Bene, oggi non è andata così male e nessuno sa cosa potrebbe portare il futuro. Domani potrebbe essere meglio. Quindi va bene. Almeno per ora.
“Non è niente”, disse Haruhiro.
“Va bene”, rispose Manato, “va bene, allora.”
“Va bene!” Ranta balzò improvvisamente giù dalla cuccetta superiore. “Sto andando!”
“Eh?” Haruhiro si mise a sedere. “Dove stai andando?”
“L’ho lasciato andare ieri,” disse Ranta con uno sguardo stranamente severo sul viso. “Ma non posso farlo oggi. Un uomo deve fare ciò che deve fare un uomo. “
“Eh …? Non hai alcun senso qui. “
“Sei così ottuso. Come puoi non capire? È ovvio. Vado al bagno. Il bagno.”
“Il bagno? Per cosa?”
“Le ragazze sono lì adesso, giusto? Sono completamente nude, si lavano i capelli e il corpo. E se lo sono, c’è solo una cosa che dovrei fare, giusto …? “
“T-Tu— Non puoi pensare— Di sbirciare—”
“Eheheheh. Ecco che arriva Ranta! “
“Aspetta, non puoi farlo!” Haruhiro scese dal letto, inseguendo Ranta. Ma Ranta era incredibilmente veloce in momenti come questo. Non è stato in grado di prenderlo fino alla stanza da bagno.
Il bagno era fuori. Era annesso alla locanda, ma era in una dependance, quindi sarebbe stato più preciso chiamarla capanna da bagno. Ranta si accovacciò, premendo l’orecchio contro la porta.
“Tu …” gridò Haruhiro, ma Ranta lo fulminò con rabbia e si portò un dito alle labbra. Sembrava pronto a uccidere qualcuno. Intimidito, Haruhiro tacque senza volerlo.
No, no, non posso lasciarmi intimidire.
Haruhiro si avvicinò, sussurrando: “Non puoi farlo …” nell’orecchio di Ranta. “Ci sono linee che non dovresti attraversare.”
“Come se mi importasse”, Ranta disse. “Anche se mi dovesse rendere un fallimento come persona, diventerò un orco o un demone se è quello che serve per raggiungere i miei obiettivi”
Ok, ora stai solo esagerando … ti sto solo dicendo di mostrare un po’ di moderazione.
“Restrizioni? Ranta si strinse nelle spalle. Non conosco il significato della parola. Non è nel mio dizionario, questo è certo. Eh”
… C-cosa?
Ranta indicò la porta. Posso sentire dentro. Le loro voci. Eheheheheh.
Anche Haruhiro quasi premette l’orecchio contro la porta, ma si fermò di colpo. Pensò: No.
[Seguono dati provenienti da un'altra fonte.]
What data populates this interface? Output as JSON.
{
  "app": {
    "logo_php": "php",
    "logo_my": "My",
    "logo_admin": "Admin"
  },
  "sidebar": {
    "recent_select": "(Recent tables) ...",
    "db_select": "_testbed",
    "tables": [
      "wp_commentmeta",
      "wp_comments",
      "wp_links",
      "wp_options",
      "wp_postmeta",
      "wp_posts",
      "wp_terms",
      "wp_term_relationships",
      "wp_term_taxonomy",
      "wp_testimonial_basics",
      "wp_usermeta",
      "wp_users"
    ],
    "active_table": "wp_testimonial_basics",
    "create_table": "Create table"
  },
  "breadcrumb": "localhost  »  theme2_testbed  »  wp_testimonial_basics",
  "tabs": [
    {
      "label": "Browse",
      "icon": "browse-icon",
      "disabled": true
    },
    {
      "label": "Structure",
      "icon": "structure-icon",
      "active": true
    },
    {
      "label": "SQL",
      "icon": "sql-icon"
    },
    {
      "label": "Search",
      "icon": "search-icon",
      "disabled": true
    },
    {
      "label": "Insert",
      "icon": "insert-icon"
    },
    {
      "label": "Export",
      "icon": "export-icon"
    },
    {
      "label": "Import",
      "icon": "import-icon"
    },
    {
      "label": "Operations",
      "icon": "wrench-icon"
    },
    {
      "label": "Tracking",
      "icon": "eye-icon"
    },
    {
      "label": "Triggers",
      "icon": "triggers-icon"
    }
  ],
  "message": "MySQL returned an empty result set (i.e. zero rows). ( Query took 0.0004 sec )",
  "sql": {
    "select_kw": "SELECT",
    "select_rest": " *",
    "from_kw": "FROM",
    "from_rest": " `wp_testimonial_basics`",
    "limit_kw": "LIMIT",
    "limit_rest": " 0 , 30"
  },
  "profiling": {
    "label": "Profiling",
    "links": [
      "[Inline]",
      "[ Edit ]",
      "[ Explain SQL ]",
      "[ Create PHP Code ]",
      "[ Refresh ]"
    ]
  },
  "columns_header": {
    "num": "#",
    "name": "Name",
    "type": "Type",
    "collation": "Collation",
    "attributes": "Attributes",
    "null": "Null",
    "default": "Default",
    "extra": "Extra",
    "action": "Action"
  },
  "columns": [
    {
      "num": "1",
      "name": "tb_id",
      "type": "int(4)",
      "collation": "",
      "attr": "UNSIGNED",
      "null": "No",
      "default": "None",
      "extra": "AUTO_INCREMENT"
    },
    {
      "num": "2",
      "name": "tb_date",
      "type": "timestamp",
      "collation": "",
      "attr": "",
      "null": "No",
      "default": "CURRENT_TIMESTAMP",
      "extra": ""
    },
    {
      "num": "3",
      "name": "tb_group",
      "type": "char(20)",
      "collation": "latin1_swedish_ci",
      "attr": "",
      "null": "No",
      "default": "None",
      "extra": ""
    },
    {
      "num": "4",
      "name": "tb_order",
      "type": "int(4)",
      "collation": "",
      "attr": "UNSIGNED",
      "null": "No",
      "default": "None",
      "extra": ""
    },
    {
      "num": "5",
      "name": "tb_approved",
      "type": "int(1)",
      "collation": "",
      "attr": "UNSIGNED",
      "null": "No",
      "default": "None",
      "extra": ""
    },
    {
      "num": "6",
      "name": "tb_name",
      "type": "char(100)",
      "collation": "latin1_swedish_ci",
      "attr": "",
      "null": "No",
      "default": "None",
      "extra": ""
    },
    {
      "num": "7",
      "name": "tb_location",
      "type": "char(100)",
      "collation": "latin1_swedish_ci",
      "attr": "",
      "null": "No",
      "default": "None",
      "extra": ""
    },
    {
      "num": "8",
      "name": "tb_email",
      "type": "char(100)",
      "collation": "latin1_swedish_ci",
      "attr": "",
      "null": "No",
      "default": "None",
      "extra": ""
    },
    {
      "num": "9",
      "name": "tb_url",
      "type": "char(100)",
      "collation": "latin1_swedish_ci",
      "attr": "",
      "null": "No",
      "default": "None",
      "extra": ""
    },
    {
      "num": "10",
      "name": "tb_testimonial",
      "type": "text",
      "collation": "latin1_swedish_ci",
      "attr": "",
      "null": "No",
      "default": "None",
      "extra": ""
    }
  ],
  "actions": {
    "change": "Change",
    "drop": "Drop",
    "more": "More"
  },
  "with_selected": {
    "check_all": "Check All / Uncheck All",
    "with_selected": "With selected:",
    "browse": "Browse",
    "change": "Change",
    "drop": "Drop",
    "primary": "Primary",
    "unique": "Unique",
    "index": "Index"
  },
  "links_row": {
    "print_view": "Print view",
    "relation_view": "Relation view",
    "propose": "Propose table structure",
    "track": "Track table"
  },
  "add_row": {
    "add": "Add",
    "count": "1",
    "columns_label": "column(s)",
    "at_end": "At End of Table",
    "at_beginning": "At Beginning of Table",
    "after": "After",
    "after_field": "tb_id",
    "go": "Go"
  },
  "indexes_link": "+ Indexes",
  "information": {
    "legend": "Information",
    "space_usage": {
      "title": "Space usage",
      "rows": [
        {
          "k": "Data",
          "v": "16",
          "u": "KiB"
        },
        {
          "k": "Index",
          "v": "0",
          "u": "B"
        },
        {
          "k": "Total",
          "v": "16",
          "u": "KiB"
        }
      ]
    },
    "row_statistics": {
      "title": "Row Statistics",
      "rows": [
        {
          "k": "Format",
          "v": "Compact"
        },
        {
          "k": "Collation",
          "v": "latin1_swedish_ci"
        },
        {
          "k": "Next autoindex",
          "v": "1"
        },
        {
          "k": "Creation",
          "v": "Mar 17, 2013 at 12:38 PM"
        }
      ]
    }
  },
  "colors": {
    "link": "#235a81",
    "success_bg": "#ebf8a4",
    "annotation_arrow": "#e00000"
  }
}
Sono curioso, ma non voglio abbassarmi al livello di Ranta.
Ranta scoppiò in una risata silenziosa ma salace, fissando Haruhiro negli occhi. Non trattenerti, Haruhiro. Hai già ceduto alla tentazione. Se non l’avessi fatto, mi avresti già trascinato via scalciando e urlando, o avresti urlato per farglielo sapere.
Urkh … Questo lo aveva colpito dove faceva male. Haruhiro si teneva il petto, guardandosi intorno. Quasi gemette. C’era qualcuno nell’oscurità. Due persone. Stavano arrivando da questa parte. Chi era?
Ehi, Disse uno, Manato. Il gigante dietro di lui era Moguzo.
Dovevano aver colto Ranta di sorpresa, poiché i suoi occhi erano spalancati. Ragazzi …
“Ehi …” mentre Haruhiro stava per chiamarli, Manato si portò un dito alle labbra.
Anche tu no Manato, pensò Haruhiro sgomento. È così? Ti sta bene?
Quando li guardò interrogativamente, Manato annuì in silenzio. Anche Moguzo mormorò.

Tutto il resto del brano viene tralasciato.